The story of New York’s 2019 major bail reform legislation is another example. The law eliminated cash bail and pretrial detention for misdemeanors and nonviolent felonies (representing about 90 percent of arrests in the state). The backlash to this pro-public-safety policy change was overwhelming, with (even previously-supportive) politicians and police leaders alike baselessly blaming the new law for the pandemic-era crime numbers. A study of media coverage of the new law found that, since its passage, hundreds of articles were published that falsely linked bail reform and “rising crime.” In the end, fear-mongering won out, and three sets of regressive rollbacks to the bail reform have since been signed into law. The power of sensationalist media to kill hard-fought public safety reforms should surprise no one.
Solutions
We must hold media outlets that profit off of racism and fear accountable. In recent years, some outlets have shown a willingness to amend their approach to crime and safety coverage. Even incremental policy changes – such as the choice to stop using mugshots, to stop naming suspects in minor crime stories (or to stop covering these stories at all), and to consider taking down old crime story archives – are all meaningful steps in the right direction.
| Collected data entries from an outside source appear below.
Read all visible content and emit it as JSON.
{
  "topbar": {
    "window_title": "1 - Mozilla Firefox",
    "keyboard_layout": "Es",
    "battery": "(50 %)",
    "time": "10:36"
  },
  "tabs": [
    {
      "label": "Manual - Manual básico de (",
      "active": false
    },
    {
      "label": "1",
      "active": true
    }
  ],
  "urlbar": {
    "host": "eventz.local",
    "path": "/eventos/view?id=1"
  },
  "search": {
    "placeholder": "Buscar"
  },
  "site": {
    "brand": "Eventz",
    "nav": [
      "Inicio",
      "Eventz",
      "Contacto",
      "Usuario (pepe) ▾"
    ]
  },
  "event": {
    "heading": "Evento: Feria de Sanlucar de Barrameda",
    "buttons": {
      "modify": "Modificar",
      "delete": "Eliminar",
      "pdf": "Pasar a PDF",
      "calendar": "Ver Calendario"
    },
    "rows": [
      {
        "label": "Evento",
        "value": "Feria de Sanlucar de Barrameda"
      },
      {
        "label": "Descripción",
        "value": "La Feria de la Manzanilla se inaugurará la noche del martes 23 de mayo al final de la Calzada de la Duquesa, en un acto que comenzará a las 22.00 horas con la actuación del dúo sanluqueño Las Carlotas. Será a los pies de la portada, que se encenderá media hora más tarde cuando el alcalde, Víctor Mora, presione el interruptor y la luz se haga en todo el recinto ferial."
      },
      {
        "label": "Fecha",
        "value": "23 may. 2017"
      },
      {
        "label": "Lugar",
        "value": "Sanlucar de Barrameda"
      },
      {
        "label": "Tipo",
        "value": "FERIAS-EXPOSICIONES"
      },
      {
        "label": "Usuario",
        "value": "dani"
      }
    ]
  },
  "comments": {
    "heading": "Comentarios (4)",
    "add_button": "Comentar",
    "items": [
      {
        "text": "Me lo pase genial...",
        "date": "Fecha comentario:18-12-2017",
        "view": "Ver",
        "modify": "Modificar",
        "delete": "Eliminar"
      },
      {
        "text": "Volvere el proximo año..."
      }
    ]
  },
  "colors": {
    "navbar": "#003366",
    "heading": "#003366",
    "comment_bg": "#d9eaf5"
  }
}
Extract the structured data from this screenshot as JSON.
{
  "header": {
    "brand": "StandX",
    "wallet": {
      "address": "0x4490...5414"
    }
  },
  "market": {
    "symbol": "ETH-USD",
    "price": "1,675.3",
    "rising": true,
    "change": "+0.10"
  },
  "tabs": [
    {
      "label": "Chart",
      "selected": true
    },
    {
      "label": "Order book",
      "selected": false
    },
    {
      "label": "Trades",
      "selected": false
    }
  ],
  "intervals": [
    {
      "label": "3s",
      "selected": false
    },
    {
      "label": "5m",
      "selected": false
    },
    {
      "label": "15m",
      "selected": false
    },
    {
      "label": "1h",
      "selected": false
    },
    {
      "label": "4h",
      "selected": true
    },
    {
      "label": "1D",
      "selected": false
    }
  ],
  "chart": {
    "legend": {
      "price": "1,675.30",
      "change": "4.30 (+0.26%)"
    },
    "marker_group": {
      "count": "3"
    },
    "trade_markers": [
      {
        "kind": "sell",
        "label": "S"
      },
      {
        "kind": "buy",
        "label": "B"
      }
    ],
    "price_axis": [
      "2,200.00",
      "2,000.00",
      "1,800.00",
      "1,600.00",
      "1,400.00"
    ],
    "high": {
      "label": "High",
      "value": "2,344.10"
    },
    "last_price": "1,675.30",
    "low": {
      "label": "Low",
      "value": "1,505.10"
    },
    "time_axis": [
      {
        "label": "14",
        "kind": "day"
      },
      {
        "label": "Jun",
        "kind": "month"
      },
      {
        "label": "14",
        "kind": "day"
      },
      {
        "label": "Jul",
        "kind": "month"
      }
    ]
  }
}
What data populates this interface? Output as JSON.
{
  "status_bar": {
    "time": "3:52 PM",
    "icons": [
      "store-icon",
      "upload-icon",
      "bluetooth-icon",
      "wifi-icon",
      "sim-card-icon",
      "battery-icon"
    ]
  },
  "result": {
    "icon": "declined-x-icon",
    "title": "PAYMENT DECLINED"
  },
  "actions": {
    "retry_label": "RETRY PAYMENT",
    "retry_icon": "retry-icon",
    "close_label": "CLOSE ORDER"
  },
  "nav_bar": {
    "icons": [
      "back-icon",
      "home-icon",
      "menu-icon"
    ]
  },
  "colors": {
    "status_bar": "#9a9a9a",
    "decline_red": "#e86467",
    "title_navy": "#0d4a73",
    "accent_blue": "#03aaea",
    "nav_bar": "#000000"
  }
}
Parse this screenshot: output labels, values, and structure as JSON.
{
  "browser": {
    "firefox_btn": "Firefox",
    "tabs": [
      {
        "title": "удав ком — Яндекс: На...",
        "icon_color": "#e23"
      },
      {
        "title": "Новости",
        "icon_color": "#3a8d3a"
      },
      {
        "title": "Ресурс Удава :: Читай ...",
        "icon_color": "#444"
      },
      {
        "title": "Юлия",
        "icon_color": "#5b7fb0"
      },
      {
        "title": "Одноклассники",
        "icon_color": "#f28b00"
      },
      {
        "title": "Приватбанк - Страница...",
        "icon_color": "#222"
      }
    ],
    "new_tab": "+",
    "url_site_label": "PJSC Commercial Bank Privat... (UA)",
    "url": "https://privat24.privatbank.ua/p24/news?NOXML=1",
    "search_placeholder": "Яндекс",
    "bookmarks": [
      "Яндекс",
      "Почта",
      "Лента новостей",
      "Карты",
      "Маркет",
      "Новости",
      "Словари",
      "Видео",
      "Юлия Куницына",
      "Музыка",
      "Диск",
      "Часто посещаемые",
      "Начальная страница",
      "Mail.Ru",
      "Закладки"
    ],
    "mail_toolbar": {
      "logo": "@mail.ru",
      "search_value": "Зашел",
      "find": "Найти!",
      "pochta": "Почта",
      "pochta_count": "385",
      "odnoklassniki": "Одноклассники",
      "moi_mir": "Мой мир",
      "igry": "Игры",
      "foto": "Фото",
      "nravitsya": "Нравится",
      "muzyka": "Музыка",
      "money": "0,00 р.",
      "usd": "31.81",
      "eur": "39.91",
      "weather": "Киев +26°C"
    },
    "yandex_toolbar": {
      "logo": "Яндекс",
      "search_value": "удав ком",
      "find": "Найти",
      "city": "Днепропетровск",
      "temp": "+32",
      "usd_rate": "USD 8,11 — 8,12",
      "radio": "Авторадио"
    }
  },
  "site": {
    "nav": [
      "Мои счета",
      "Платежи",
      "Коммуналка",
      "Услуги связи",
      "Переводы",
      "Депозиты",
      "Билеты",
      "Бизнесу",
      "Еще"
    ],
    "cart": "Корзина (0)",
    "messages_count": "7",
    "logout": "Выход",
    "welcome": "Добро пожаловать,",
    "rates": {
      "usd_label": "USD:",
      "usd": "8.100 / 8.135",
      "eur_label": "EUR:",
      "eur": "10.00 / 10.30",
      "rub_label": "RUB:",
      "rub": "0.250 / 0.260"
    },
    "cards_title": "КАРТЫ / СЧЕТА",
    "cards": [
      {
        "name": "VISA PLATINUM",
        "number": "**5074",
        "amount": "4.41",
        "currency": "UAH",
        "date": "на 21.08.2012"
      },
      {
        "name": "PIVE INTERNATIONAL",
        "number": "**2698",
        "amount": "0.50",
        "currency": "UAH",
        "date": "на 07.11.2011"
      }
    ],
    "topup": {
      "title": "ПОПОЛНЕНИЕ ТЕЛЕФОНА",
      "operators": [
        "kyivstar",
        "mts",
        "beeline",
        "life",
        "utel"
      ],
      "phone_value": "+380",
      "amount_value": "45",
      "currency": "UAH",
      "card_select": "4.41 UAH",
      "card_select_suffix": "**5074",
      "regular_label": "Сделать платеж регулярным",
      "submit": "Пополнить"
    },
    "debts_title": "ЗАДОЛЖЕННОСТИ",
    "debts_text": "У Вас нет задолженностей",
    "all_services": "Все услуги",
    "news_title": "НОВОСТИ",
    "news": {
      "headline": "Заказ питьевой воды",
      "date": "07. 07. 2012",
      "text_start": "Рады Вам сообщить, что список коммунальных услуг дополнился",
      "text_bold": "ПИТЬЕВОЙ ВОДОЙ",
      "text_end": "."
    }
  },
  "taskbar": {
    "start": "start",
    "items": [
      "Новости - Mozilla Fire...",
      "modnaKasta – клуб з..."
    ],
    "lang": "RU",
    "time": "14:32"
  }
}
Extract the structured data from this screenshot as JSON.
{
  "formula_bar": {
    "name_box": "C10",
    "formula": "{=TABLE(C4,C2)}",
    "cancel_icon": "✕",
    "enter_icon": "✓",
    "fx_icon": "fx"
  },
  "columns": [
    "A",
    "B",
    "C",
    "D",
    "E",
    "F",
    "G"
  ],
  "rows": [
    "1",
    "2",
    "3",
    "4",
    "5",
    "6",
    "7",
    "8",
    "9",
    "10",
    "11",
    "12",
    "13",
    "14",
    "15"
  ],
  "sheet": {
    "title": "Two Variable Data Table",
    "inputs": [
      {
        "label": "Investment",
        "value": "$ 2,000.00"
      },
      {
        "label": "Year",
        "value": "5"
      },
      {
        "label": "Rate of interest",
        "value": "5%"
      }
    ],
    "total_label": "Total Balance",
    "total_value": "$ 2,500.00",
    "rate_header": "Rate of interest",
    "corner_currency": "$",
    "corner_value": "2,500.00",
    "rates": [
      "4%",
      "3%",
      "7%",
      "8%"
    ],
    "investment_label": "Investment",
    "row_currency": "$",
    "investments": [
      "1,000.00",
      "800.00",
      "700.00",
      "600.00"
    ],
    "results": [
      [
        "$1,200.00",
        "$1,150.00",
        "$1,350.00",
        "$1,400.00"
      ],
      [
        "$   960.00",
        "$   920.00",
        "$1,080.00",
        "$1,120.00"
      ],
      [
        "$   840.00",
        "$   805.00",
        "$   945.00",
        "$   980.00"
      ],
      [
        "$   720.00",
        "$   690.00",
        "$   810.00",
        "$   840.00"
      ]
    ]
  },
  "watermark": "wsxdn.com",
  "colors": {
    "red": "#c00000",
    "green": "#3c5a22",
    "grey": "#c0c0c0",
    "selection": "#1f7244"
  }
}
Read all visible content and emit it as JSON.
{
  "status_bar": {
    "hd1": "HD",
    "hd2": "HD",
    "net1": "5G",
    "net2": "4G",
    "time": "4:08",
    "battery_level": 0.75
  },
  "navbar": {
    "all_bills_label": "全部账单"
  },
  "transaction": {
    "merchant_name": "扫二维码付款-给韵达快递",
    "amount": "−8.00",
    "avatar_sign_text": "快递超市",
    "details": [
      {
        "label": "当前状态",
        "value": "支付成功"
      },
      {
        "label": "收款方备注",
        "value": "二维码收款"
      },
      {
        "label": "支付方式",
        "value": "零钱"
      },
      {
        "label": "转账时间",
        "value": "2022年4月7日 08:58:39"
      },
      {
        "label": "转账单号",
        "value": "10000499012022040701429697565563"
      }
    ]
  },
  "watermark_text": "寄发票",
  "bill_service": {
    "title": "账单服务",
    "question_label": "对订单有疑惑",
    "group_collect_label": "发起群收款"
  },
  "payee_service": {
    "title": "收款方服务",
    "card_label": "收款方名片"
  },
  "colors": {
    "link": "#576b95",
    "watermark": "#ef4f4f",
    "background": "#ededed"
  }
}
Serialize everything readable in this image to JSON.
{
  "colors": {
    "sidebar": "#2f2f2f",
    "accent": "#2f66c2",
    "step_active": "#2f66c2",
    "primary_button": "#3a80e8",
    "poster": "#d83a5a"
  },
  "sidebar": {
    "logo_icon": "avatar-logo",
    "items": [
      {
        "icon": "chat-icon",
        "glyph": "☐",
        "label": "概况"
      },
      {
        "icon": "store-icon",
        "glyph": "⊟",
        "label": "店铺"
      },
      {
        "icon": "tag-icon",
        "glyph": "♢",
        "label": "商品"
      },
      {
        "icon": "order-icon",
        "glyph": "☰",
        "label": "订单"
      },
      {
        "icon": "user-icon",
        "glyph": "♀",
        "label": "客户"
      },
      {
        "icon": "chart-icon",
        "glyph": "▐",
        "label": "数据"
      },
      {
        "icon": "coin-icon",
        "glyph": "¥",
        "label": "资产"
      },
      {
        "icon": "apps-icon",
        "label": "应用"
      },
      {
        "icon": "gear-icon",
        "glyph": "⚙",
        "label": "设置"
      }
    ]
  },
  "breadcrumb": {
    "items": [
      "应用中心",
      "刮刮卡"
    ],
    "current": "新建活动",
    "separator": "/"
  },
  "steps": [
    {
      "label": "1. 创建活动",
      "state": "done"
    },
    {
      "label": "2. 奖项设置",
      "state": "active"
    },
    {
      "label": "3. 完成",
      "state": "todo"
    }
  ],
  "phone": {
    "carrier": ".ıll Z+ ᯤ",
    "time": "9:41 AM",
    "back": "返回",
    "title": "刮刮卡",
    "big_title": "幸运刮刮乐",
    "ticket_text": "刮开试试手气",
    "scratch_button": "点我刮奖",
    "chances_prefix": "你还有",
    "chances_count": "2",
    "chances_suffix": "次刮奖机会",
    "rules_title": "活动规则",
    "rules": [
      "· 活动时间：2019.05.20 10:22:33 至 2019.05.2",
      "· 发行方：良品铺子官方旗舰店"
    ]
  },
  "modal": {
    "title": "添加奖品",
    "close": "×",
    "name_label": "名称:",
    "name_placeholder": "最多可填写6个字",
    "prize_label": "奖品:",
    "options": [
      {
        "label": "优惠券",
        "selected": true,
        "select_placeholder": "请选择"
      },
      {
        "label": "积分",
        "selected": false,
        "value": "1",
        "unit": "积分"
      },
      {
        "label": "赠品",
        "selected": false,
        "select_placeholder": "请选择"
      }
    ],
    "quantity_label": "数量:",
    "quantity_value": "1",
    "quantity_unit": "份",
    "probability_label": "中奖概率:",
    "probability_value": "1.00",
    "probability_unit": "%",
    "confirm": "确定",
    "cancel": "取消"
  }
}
But the coverage of crime during the recent election seasons and the spike in homicides connected to the initial wave of the COVID-19 pandemic shows us we have a ways to go. Public safety stakeholders across policy areas should be vigilant about supporting and insisting upon accurate, nuanced narratives about crime and safety.
Politicians and criminal legal system stakeholders must follow the evidence when it comes to pursuing policies that actually reduce crime, shrink the criminal legal system, and promote public safety. Though this explainer highlights bad actors in this space, history shows us that well-intentioned leaders often walk into the “tough on crime” trap. We have known better for decades. Leaders should now do better — to promote productive public safety narratives, and to avoid the policy missteps of the past half-century. Prisons and police will not save us.
To improve public safety we not only have to reform the criminal legal system, but we have to tackle the root social and economic causes of crime. Communities with accessible affordable housing have lower crime rates– while housing policies like eviction are destabilizing and may lead to increased crime rates. Research shows better access to mental health care, including substance use disorder treatment, also reduces crime. Ensuring young people are supported and well-cared from the schoolyard to the community center is also key. Investment in our built environment (e.g., green spaces, public transportation, and third places) pays off in crime reduction and community building.